The extent to which PMEs of mood disorders reflect pharmacokinetic effects remains to be determined. Larger studies that systematically assess possible fluctuations of serum levels of antidepressants and mood stabilizer together with fluctuating sex hormone levels and mood symptoms across the cycle are warranted [cf. 31, 60].

Small trials and case reports preliminarily indicate that when cycle-related recurrences of symptoms or side effects occur on constant dosage of antidepressants in PME of depression, periodic dosage increases during the luteal phase could improve efficacy, reduce side effects, and increase compliance, and may be more cost-effective compared to fixed increased schedules during the whole cycle [17]. However, larger RCTs are urgently needed to come to more reliable conclusions regarding the benefits of antidepressant augmentation for PME of depression.

A similar lack of systematic treatment research exists for PME in BD where only small studies and case reports are available indicating that adequate monitoring and adaption of serum levels of mood stabilizers and antipsychotics reduce cyclic variation of mood symptoms [64, 86, 87, 89]. A beneficial effect of OCs in reducing PME in BD has not yet been established, and care should be taken considering possible adverse interaction effects with mood stabilizers [3, 22, 42, 65]. Despite this lack of evidence, treatment guidelines for PMD continue to recommend ovulation suppression for women with PME of mood disorders. For example, the ISPMD [94] recommends that “premenstrual exacerbation of an underlying physical or psychiatric disorder may be treated either by managing the symptoms of the underlying condition… or by ovulation suppression …” (p. 288). Similarly, the Interdisciplinary Expert Meeting on consensus of premenstrual disorders in Switzerland [95] recommend that treatment of PME of ongoing disorders “… should aim to treat underlying medical, physical or psychiatric condition or suppress ovulation (or both)” (p. 347) as first-line treatment.

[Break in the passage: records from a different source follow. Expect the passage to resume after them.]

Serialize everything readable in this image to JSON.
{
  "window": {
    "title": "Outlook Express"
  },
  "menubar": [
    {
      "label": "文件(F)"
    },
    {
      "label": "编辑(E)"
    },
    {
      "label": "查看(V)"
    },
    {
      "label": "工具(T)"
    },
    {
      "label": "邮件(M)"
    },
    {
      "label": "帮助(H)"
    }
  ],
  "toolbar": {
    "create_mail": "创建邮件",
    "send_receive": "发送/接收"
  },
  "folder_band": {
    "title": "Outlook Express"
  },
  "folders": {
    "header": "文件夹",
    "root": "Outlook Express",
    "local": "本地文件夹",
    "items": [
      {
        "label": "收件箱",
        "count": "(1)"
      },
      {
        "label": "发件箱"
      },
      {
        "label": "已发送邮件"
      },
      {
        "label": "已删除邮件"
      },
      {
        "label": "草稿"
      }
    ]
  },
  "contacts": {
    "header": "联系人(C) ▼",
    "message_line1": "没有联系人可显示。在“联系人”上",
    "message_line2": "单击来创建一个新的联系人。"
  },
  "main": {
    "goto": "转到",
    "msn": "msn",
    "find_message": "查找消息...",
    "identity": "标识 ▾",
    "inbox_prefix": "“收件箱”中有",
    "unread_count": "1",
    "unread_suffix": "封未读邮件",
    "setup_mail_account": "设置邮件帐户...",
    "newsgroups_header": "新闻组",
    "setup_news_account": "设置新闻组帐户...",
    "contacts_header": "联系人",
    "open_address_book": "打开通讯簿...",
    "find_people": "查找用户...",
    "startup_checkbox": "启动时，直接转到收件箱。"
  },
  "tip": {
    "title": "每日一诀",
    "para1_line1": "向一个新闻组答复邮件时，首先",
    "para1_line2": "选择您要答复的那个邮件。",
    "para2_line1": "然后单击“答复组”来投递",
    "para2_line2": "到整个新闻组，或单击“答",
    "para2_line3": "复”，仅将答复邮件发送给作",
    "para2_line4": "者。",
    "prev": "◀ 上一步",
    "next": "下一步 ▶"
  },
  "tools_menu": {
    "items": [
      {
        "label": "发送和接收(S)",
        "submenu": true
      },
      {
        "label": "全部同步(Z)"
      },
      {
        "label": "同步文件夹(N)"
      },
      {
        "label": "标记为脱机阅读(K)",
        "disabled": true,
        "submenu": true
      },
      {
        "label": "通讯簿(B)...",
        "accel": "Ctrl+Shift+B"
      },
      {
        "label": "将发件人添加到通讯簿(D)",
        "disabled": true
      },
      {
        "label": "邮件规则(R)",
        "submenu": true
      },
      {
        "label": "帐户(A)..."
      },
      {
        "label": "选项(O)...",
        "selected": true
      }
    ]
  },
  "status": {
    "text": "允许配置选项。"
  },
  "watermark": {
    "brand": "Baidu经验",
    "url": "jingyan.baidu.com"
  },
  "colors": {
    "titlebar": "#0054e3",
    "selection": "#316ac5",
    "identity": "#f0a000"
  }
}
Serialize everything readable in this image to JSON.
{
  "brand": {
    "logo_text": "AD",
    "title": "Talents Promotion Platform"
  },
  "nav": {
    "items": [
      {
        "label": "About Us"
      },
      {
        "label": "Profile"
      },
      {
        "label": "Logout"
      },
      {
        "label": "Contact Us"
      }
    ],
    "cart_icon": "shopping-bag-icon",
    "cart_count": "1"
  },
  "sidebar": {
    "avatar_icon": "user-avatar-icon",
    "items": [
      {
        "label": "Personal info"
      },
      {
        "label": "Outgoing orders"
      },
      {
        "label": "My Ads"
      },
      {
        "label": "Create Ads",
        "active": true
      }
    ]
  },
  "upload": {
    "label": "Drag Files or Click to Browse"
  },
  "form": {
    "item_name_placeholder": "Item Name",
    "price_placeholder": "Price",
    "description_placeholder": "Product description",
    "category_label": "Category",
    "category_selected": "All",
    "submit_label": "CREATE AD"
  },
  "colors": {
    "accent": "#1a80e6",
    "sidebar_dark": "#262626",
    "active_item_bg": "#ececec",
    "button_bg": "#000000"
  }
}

Finally, while there is clear evidence that psychological treatments improve treatment adherence, symptomatology, and psychosocial functioning in mood disorders, both for unipolar depression [96] and BD [22], no studies have investigated the efficacy of psychological interventions for PME of mood disorders so far. For example, Weise et al. [97] showed promising effects of internet-guided cognitive behavior therapy for PMDD, which could be transferred and tested, possibly more specifically and individually adapted, in women with PME of depression and BD. Other approaches that could be tested in future intervention research include acceptance of symptoms [98], mindfulness approaches, and trainings in self-monitoring and cycle awareness with individually tailored coping skills use [99].

To sum up, a remarkable paucity of research has addressed epidemiology, underlying mechanisms, and treatment options for PME of mood disorders. Given the immense burden for affected women, there is a clear need for increased systematic research on all of these issues together with a more comprehensive consideration of menstrual cycle–related phenomena in mood disorders. For an adequate clinical care management, the role of PME should be included into the training curricula of psychiatrists, gynecologists, and psychologists, as already proposed for PMDD [100].